Nombre de voitures affichent déjà complet. C'est le cas de deux voitures sur trois qui partent mercredi de Lille vers Paris à 6h. En cas de pic de fréquentation, le nombre de conducteur ne grimpe en effet pas dans les mêmes proportions que le nombre de passagers. «En général, nous avons un quart de conducteur pour trois-quart de passagers. Mais en cas de grève, les passagers sont beaucoup plus nombreux», explique-t-on chez Blablacar. Certains voyageurs tentent de trouver une solution sur les réseaux sociaux, Twitter ou Facebook. Ainsi d'Eulalie, qui cherche une place en voiture pour un trajet Angers-Rennes, ou Esmah, qui désespère de pouvoir partir de Niort vers Bordeaux...

A Paris, Autolib' pourrait également apparaître comme un recours aux transiliens supprimés.
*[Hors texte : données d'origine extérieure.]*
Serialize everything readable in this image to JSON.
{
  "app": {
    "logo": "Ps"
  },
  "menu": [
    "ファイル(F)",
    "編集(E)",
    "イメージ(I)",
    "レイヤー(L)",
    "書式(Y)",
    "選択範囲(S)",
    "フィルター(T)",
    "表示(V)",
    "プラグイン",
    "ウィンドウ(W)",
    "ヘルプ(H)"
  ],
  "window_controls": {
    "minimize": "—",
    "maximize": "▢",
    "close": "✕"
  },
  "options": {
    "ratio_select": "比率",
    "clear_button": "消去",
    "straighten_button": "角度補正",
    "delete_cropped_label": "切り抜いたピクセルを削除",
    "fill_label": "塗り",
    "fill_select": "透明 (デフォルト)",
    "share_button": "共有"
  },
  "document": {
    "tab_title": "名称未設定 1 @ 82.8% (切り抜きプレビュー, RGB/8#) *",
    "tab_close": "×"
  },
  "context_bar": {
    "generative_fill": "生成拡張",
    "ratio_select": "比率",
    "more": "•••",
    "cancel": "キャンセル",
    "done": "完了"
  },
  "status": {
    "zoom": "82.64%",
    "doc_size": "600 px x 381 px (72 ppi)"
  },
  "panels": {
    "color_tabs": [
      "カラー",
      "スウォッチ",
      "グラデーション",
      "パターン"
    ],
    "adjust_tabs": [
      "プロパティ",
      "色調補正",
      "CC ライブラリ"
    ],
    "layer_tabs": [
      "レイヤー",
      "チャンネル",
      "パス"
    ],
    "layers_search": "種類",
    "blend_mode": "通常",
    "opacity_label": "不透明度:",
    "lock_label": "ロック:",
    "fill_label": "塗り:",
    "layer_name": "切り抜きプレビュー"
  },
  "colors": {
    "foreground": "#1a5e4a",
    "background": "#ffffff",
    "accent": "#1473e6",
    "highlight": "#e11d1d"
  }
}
C'est ce sur quoi table le service de mise à disposition de voitures électriques lancé en 2011. Il avait déjà enregistré une hausse de sa fréquentation de 30% lors du récent pic de pollution dans la capitale.

Surtout, la grève des taxis devrait paradoxalement faire le bonheur des VTC, contre lesquels les taxis manifestent justement ce mercredi. Sur Twitter, certains utilisateurs notent déjà que le mouvement des taxis «donnera encore plus de clients aux VTC». Uber, en particulier, s'attend à faire travailler sa «flotte» de chauffeurs au maximum de ses capacités toute la journée, comme lors du mouvement de grève du 13 janvier. Pour pousser son avantage, la start-up américaine proposera même une réduction exceptionnelle de 50% sur les courses effectuées à plusieurs demain. De quoi faire éructer les taxis. En janvier, la contestation des VTC avait déjà pris un tour violent. Pour des raisons de sécurité, la société de VTC chauffeur-privé s'abstiendra d'ailleurs de desservir demain les aéroports et l'environnement immédiat des gares.